New England Thanksgiving

God Charlie,

You think Massachusetts taxes are bad. Wait until you pay Maine taxes. They tax everything that moves and does not move. My former Ssiter-in-law still drives to New Hampshire to buy clothes, and anything she may need.

But it is still a great state.

Fred
 
Yes, I know. I'm paying them now. Hard to pass up a view like this though.... This is from our deck in winter when most of little Kennebec Bay was frozen over. Haze is "sea smoke"....

DSCN1386.jpg

Charlie
 
lCharlie-I don't know much about Maine Once I was driving to the Maine Maritime College (I think it's in Castine) to meet up with a kid my son went to high school with.
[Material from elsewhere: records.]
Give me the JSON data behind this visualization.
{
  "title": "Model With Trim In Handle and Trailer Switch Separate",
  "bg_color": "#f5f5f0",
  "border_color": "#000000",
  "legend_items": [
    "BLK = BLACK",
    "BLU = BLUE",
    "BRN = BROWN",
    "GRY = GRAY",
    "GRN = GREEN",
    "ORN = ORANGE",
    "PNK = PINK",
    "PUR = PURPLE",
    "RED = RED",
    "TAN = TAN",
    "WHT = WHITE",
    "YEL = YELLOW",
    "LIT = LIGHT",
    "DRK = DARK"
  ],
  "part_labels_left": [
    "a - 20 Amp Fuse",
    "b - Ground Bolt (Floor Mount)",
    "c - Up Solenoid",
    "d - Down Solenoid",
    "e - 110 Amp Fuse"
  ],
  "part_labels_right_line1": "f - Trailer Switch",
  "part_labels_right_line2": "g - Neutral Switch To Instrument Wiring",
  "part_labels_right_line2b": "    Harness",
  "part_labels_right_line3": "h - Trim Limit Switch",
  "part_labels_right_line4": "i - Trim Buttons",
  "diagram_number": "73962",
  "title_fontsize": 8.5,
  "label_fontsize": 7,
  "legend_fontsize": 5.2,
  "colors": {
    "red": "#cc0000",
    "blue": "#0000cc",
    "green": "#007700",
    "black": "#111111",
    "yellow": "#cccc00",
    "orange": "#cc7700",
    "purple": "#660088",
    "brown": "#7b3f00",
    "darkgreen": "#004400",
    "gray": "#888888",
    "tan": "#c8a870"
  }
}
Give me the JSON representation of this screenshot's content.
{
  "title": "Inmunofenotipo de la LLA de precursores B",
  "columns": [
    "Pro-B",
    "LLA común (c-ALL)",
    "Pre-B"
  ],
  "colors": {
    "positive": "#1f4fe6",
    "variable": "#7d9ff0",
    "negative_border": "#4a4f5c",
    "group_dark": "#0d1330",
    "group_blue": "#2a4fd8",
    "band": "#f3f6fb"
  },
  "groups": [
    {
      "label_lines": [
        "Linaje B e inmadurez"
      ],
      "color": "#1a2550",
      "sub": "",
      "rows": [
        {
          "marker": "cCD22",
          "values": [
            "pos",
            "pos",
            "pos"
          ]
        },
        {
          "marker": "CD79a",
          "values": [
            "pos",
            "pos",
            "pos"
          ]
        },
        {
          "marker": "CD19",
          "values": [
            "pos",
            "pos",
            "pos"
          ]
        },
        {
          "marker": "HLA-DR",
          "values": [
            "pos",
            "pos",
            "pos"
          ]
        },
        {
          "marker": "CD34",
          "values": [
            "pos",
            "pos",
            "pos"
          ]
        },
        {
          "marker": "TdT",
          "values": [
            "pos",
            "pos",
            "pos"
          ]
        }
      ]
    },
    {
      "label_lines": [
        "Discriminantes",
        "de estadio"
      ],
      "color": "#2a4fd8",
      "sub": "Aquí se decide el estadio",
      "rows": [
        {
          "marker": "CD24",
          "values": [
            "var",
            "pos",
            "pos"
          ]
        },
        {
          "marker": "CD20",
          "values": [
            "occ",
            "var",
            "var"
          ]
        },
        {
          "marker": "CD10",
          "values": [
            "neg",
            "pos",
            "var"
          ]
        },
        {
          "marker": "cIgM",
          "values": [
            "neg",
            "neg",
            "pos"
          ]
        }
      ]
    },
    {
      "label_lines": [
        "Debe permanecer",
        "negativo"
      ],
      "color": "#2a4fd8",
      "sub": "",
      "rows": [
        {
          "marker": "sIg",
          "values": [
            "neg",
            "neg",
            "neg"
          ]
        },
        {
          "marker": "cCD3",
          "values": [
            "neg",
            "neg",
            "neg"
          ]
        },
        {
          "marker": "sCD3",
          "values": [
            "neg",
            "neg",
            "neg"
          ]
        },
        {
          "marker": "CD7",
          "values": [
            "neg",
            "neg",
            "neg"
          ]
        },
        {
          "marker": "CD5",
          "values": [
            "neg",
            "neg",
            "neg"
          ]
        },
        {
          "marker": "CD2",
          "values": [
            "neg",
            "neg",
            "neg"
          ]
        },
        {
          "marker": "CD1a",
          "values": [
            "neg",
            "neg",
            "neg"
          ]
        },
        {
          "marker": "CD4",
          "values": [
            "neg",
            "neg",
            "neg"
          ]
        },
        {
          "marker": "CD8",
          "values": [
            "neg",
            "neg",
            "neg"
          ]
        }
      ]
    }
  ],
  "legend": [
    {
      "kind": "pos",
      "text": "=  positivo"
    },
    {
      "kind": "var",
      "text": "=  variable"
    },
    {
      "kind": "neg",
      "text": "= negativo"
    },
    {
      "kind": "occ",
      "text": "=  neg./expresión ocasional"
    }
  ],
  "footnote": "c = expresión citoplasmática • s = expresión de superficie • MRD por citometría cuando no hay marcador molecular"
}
The young man's last name is Sewell, from an old Maine seafaring family. I'll have to ask Joe what ever became of him. Anyway, I remember being in the middle of nowhere and seeing a hand drawn sign stuck in a tree. It said something like "You're really not lost, you're almost there." Also happy to see a "Platz Hall" at the Academy . They had an old AK as a training ship.
PS -beautiful picture!
 
ffheap":3s4hgq1g said:
Hi Folks,

Sorry to disturb anybody, but Philbrook is a great historian. He was the one who wrote the book on the Essex. He is not a BS,er.

I only wanted to present another view about the Pilgrims. Every year, on the Thanksgiving Day Parade in Plymouth, they have to call out extra Cops, because the Indians arrive and tell their side of the story, and the others don't like it. As one Indian said, "If the people don't like the truth, that is their problem."

Philbrook's interest is the truth. He did not just tell a story, he documented every thing from original sources and letters. He did not set out to disturb anybody, he set out to tell the historical truth about the Pilgrims. As I said, I was disturbed because everything I was led to believe was disputed by Philbrook. It bothered me, and everybody else who I know read the book.

As for Santa Claus, "yes Virginia, there is a Santa Claus."

Fred

Fred,

Finished reading Mayflower a few weeks ago. Must say, the book is extremely well written and beyond his accounts of mans inhumanity to man its a pleasure to read. Also as you said and I agree, the book is historically accurate. Unlike you, even as a youngster I never accepted completely my early teachings of history. I guess maybe Santa ruined that. Maybe that is why history and exploring are my two favorite interest in life among the many. To find or at least try to find the truth in history you have to search and explore through the written records just like exploring the far distant lonely places to see whats really there.

What surprised me the most in Philbrooks's account is just how well the Indians and Pilgrims did get along during the first 50 years of there relationship. It really wasn't untill the next generation of Pilgrims and Indians that things really came apart. And where Miles Standish certainly had his faults I think you're a little hard on him. I believe and what Philbrook wrote sustains, without him instead of half the pilgrims dieing the first year all would have perished.

I believe you and I would agree to disagree over our different interpretations of many parts of this book and its account of this country's first Thanksgiving, but I think we would both wholeheartedly recommend it for others to read and make up there own minds.

Like I said before, I am and as far back as I can remember always been interested in history. Have read many hundreds of books on the conflict between the American Indian and the European encroachment on them. And if I have any bias and its likely I do, its because of my own Scots-Irish heritage. If you don't know the history of the Scots-Irish and from you're being disturbed by Plilbrook's account of the Mayflower, I kinda doubt you do, you might do a little reading of there trials and tribulations. Also why they were pretty much always in the forefront of the Europeans and later United States advancement from east to west over the Indian lands. With your big heart and I really believe that, you'd probably end of being very disterbed by what they had to live through, generation after generation.

Jay
 
Based on Fred's recommendation, I too read 1492, and was pleased with it. Like Jay, I was impressed with the practical cooperation in the first generation and later debacles by pompous leaders. Got a kick out of the account of bestiality and the punishment, and the fact that a Mastiff came over on the Mayflower.

As to recorded history accuracy, read "Shadow Divers". It's a good tale of some recreational divers finding a U-boat off NJ, and the difficulty in identifying it.